Innenminister Joachim Herrmann (CSU) sieht eine Notwendigkeit von Grenzkontrollen durch die Bilanz während der Fußball-EM bestätigt. Die bayerische Grenzpolizei habe in den kontrollintensiven Wochen des Turniers, konkret vom 7. Juni bis zum 10. Juli, insgesamt 90 Haftbefehle vollstreckt, 35 weitere Fahndungstreffer gehabt, elf Schleuser vorläufig festgenommen und 200 unerlaubte Einreisen festgestellt. Dies sagte Herrmann am Montag bei einem Termin in Fürth. Dabei handele es sich aber nur um die „ganz bescheidenen Ergebnisse“ der bayerischen Grenzpolizei, denn laut Bundesinnenministerium sind im EM-Zeitraum bei Kontrollen an sämtlichen Landesgrenzen der Republik 1112 Haftbefehle vollstreckt worden. Die Bilanz, so Herrmann, zeige, „wie wichtig Grenzkontrollen für die innere Sicherheit sind“. Die eigene bayerische Grenzpolizei war 2018 gegründet worden, sie unterstützt die Bundespolizei allerdings nur.
Bundesweit wird derzeit über die Lehren aus den verschärften EM-Kontrollen debattiert.

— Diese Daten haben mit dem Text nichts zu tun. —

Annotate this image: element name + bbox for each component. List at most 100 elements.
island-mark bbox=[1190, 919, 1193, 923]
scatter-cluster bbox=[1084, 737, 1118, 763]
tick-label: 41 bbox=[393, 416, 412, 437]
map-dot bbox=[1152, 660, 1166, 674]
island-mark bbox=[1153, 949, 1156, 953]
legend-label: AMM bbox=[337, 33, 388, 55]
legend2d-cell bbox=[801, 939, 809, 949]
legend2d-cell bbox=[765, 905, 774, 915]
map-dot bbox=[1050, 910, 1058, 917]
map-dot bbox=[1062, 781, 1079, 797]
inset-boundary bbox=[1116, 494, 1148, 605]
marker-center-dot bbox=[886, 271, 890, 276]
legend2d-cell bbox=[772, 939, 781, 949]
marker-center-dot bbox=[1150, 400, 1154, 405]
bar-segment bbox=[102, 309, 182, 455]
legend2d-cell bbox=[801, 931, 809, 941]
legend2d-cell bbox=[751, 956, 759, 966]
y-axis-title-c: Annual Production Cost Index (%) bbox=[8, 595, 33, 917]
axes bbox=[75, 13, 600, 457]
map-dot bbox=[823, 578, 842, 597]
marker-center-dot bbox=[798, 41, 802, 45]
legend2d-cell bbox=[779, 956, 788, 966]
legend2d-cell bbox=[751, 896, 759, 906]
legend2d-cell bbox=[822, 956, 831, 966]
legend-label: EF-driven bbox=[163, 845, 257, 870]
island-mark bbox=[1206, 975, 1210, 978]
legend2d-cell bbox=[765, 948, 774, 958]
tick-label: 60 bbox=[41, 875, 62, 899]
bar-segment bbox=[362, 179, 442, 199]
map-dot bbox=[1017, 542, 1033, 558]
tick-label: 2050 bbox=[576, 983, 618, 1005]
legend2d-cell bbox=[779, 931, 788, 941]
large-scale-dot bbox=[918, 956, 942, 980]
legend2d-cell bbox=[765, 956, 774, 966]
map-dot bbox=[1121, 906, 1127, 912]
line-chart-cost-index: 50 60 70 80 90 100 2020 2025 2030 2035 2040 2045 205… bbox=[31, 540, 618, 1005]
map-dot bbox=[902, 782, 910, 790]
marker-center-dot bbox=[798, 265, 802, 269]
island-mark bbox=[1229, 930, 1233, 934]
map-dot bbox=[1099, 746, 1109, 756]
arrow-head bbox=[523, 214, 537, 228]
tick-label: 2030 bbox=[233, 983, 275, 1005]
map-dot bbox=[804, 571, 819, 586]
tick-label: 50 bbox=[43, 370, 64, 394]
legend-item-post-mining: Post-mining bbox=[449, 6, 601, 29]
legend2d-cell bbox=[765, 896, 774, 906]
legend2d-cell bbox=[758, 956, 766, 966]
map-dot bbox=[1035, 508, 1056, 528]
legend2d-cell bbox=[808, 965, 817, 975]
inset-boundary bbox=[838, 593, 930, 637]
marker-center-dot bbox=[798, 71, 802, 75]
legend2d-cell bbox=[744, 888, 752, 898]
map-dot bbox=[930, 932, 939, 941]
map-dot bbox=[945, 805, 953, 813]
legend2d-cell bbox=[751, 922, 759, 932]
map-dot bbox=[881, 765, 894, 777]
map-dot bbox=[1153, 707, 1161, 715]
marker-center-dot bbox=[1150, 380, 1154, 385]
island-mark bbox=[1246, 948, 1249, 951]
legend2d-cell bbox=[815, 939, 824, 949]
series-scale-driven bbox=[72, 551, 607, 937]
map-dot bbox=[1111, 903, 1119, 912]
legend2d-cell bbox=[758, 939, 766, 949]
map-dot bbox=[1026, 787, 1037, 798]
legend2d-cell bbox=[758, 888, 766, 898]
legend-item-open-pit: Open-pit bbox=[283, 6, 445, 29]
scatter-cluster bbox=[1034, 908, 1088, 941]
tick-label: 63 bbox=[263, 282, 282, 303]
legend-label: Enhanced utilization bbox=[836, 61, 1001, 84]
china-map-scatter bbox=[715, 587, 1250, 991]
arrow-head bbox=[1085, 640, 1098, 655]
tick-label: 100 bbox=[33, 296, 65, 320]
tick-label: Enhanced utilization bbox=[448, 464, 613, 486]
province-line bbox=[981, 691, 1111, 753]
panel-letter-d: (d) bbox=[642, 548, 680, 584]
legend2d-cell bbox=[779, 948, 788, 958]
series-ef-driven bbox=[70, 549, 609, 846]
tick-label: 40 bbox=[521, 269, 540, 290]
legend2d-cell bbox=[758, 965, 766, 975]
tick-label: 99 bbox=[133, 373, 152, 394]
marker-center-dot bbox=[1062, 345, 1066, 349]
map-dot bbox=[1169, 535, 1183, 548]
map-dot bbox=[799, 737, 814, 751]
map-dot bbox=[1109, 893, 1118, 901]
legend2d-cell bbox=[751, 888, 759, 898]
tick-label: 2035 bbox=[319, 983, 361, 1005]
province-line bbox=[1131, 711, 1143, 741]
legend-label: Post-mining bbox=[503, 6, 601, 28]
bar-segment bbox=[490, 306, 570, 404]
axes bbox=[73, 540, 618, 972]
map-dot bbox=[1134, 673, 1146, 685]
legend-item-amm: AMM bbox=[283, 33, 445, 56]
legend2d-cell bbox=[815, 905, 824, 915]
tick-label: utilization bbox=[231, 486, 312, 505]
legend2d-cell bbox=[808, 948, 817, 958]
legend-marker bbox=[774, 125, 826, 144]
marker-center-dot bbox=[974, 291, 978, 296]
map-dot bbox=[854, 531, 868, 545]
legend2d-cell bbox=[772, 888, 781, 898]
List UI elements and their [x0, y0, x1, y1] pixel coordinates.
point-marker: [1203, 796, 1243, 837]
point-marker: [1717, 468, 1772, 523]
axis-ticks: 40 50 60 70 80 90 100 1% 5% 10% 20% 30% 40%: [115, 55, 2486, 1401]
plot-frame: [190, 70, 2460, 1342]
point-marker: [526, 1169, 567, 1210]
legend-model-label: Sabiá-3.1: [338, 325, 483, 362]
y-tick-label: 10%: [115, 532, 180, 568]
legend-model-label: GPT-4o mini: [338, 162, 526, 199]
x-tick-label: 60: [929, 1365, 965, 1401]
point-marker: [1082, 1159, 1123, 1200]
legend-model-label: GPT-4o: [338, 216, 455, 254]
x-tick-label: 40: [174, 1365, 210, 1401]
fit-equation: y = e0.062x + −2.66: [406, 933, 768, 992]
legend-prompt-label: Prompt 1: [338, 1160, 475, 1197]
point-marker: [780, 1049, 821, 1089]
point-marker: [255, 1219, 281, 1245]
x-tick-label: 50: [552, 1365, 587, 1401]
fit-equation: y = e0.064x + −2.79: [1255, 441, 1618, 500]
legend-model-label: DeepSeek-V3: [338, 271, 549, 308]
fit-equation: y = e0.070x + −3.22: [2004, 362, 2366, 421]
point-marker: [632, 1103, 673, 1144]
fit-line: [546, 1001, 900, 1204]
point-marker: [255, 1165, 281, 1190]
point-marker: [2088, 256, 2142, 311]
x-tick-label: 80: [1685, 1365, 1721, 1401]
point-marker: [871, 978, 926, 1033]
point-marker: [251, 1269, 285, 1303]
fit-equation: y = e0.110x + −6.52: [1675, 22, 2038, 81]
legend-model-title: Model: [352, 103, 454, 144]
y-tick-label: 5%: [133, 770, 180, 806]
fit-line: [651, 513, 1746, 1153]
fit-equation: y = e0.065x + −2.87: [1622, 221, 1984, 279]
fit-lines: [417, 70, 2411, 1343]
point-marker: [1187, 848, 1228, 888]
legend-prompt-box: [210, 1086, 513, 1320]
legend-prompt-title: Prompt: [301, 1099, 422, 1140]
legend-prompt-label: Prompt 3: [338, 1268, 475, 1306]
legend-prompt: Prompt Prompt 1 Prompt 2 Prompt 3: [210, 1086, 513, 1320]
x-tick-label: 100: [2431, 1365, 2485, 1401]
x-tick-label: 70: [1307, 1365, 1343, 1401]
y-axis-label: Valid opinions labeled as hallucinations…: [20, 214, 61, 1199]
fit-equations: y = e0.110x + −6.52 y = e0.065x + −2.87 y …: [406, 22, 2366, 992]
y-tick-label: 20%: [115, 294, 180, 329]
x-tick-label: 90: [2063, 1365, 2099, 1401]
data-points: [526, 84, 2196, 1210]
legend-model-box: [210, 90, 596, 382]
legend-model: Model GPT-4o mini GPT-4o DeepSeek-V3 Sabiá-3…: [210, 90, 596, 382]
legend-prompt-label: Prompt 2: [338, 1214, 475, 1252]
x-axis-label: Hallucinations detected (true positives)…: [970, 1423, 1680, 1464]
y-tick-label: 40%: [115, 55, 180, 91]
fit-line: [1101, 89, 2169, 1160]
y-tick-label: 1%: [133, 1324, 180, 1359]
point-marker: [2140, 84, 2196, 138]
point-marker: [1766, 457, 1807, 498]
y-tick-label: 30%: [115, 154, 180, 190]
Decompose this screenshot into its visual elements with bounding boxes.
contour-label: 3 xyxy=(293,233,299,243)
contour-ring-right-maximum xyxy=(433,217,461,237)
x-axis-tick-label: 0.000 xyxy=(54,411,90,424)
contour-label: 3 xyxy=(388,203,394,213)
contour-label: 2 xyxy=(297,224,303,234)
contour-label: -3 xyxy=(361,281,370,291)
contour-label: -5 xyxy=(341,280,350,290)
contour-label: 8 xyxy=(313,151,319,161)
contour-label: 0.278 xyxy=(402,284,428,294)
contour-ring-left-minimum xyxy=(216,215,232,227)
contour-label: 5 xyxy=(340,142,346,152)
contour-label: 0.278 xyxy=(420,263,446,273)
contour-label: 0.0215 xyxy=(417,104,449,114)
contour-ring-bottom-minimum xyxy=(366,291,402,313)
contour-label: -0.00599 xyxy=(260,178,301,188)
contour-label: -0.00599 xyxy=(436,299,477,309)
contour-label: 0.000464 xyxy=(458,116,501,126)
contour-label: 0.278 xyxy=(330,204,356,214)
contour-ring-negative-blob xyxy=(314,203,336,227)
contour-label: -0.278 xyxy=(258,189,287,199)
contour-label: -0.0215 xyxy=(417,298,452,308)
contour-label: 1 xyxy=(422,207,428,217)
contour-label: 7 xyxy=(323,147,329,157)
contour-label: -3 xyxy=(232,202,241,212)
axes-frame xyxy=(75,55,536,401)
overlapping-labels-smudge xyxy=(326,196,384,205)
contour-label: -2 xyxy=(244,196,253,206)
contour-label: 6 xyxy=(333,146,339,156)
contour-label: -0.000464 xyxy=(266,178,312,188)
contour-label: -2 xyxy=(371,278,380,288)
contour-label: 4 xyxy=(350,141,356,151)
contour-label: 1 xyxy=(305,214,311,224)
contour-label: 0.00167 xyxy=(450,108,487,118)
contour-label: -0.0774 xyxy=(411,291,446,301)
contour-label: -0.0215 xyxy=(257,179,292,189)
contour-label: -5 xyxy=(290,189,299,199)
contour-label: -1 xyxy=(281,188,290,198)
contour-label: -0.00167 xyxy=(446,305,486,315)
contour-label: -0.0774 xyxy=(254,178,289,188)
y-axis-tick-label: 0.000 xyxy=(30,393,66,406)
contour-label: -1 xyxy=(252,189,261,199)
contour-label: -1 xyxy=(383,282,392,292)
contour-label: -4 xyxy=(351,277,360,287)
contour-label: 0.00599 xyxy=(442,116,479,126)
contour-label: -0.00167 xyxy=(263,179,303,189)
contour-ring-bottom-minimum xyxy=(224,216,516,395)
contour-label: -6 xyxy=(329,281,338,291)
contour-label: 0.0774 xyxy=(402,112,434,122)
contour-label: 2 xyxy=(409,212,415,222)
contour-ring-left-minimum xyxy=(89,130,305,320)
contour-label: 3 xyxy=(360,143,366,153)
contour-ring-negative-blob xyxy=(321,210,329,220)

Bundesinnenministerin Nancy Faeser (SPD) will sie an der französischen Grenze für die Zeit der Olympischen Spiele in Paris fortsetzen. Die generelle Maßnahme läuft indes aus. Ministerpräsident Markus Söder (CSU) nannte dies am Sonntag im ZDF-Sommerinterview einen „schweren Fehler“. Tatsächlich enden stationäre Kontrollen in Bayern nicht. Zur Bekämpfung der irregulären Migration und gegen Schlepper wird schon seit Jahren temporär kontrolliert. Die Maßnahme an der deutsch-österreichischen Grenze ist bei der EU-Kommission bis zum 11. November angemeldet. Dabei handelt es sich rechtlich um eine Ausnahme vom freien Schengen-Raum, die immer wieder verlängert wird. Er gehe davon aus, dass dies am Jahresende erneut der Fall sein wird, sagte Herrmann. „Wir werden auf jeden Fall, was Bayern betrifft, zusammen mit der Bundespolizei die Grenzkontrollen im Land an der österreichischen und der tschechischen Grenze intensiv weiterführen.“ Dies sei ein Beitrag zur Sicherheit wie zur Reduzierung illegaler Migration.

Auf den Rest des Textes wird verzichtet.